Le 12 février 2026, Hervé Ghislain Kogboma-Yogo, directeur général de BGFI, a catégoriquement démenti toute collaboration « Un communiqué officiel avait déjà été publié pour réfuter ces allégations et il n’existe aucune relation professionnelle avec cette entreprise. »

Le 16 février 2026, le service de communication d’Orange a également confirmé « Aucun partenariat n’a été conclu avec cette société. Le nom et la marque Orange Money ont été utilisés abusivement afin de gagner la confiance du public. »

Par ailleurs, des échanges avec des ressortissants centrafricains vivant au Bénin ont permis de recueillir des témoignages sur les moyens habituels de réception de fonds. L’un d’eux, Beninga Yassika Cédric Belfort, explique  « Au Bénin, Express Union propose déjà des services de transfert fiables et sécurisés. Je découvre seulement maintenant l’existence de cette prétendue entreprise grâce à vous. »

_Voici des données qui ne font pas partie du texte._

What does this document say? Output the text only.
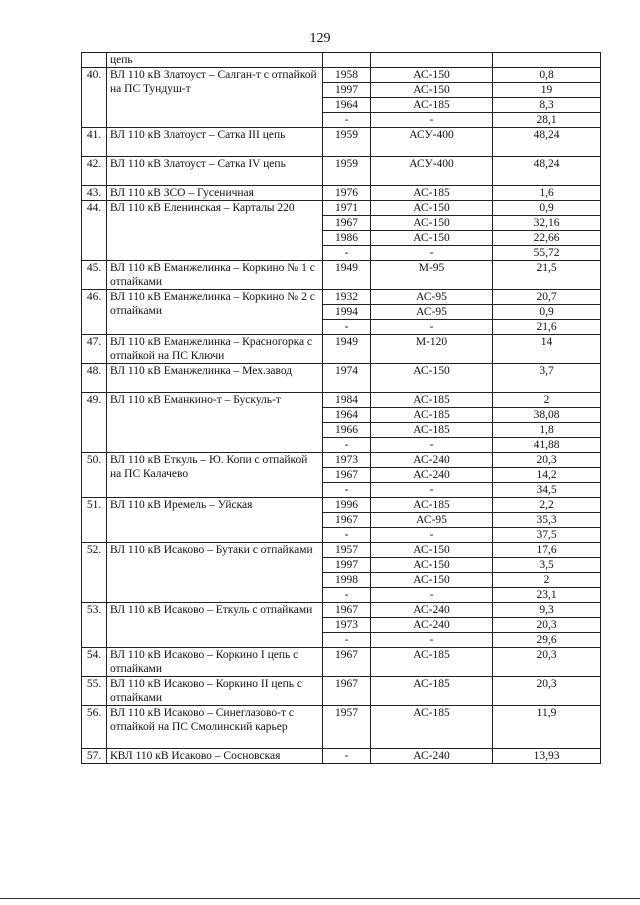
129
	цепь			
40.	ВЛ 110 кВ Златоуст – Салган-т с отпайкой на ПС Тундуш-т	1958	АС-150	0,8
		1997	АС-150	19
		1964	АС-185	8,3
		-	-	28,1
41.	ВЛ 110 кВ Златоуст – Сатка III цепь	1959	АСУ-400	48,24
42.	ВЛ 110 кВ Златоуст – Сатка IV цепь	1959	АСУ-400	48,24
43.	ВЛ 110 кВ ЗСО – Гусеничная	1976	АС-185	1,6
44.	ВЛ 110 кВ Еленинская – Карталы 220	1971	АС-150	0,9
		1967	АС-150	32,16
		1986	АС-150	22,66
		-	-	55,72
45.	ВЛ 110 кВ Еманжелинка – Коркино № 1 с отпайками	1949	М-95	21,5
46.	ВЛ 110 кВ Еманжелинка – Коркино № 2 с отпайками	1932	АС-95	20,7
		1994	АС-95	0,9
		-	-	21,6
47.	ВЛ 110 кВ Еманжелинка – Красногорка с отпайкой на ПС Ключи	1949	М-120	14
48.	ВЛ 110 кВ Еманжелинка – Мех.завод	1974	АС-150	3,7
49.	ВЛ 110 кВ Еманкино-т – Бускуль-т	1984	АС-185	2
		1964	АС-185	38,08
		1966	АС-185	1,8
		-	-	41,88
50.	ВЛ 110 кВ Еткуль – Ю. Копи с отпайкой на ПС Калачево	1973	АС-240	20,3
		1967	АС-240	14,2
		-	-	34,5
51.	ВЛ 110 кВ Иремель – Уйская	1996	АС-185	2,2
		1967	АС-95	35,3
		-	-	37,5
52.	ВЛ 110 кВ Исаково – Бутаки с отпайками	1957	АС-150	17,6
		1997	АС-150	3,5
		1998	АС-150	2
		-	-	23,1
53.	ВЛ 110 кВ Исаково – Еткуль с отпайками	1967	АС-240	9,3
		1973	АС-240	20,3
		-	-	29,6
54.	ВЛ 110 кВ Исаково – Коркино I цепь с отпайками	1967	АС-185	20,3
55.	ВЛ 110 кВ Исаково – Коркино II цепь с отпайками	1967	АС-185	20,3
56.	ВЛ 110 кВ Исаково – Синеглазово-т с отпайкой на ПС Смолинский карьер	1957	АС-185	11,9
57.	КВЛ 110 кВ Исаково – Сосновская	-	АС-240	13,93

Enfin, des recherches effectuées sur Google ne font apparaître aucune société dénommée « Nguinza IYO » enregistrée en République centrafricaine. L’entreprise ne figure dans aucun registre public ni annuaire commercial reconnu. Bien que cette absence ne constitue pas une preuve absolue de son inexistence, elle soulève de sérieux doutes. Aucune présence en ligne, aucun site officiel ni aucune mention dans la presse ne viennent attester de la réalité de cette entité.

Ce genre de publication montre à quel point les réseaux sociaux peuvent être utilisés pour propager des informations trompeuses. Il est important de rappeler qu’il y a trois ans, la Centrafrique a déjà été confrontée à une escroquerie d’ampleur. Une entreprise dénommée Grameen Jameel, implantée dans le 8e arrondissement de Bangui, promettait aux investisseurs de multiplier leurs mises. Après quelques mois d’activité, la société a brusquement cessé ses opérations, disparaissant avec les fonds collectés.

En janvier 2024, le ministère des Finances et du Budget a officiellement suspendu les activités de l’organisation « Grameen-Jameel », celle-ci ne disposant d’aucun agrément l’autorisant à exercer en qualité d’établissement de microfinance. Cette décision préventive visait à limiter les risques de fraude financière, les autorités rappelant l’importance de vérifier l’existence d’une autorisation légale avant tout investissement.

Les situations comme celle impliquant NGUINZA IYO illustrent combien il est aisé pour des fraudeurs de créer de fausses entreprises et de manipuler les utilisateurs à travers les réseaux sociaux ou des applications de transfert d’argent. Même lorsqu’une offre semble légitime, promettant des gains rapides ou une simplicité dans les transactions, elle peut dissimuler une véritable arnaque.

Avant d’effectuer un transfert d’argent ou de s’engager dans un investissement, il est nécessaire de vérifier la crédibilité de l’entreprise, d’examiner ses enregistrements officiels et de s’assurer que ses partenaires financiers sont bien établis et dignes de confiance. Il est également important  pour les internautes de rester vigilants face aux messages trop séduisants sur les réseaux sociaux. Divers témoignages ont révélé que de nombreuses escroqueries exploitent la confiance des utilisateurs,  s’appuyant sur des marques renommées ou faisant miroiter des gains irréalistes. Il est préférable d’éviter toute précipitation, de remettre en question les offres qui semblent trop avantageuses pour être honnêtes et de recourir systématiquement à des solutions officielles et sécurisées pour les transactions financières. La prudence et la vérification demeurent les outils les plus sûrs pour se prémunir contre les arnaques en ligne.

Verdict

Les informations relayées à propos de N’GUINZA IYO sont fausses et relèvent d’une tentative d’escroquerie. Il est essentiel de toujours vérifier la fiabilité d’une entreprise avant d’effectuer toute transaction financière.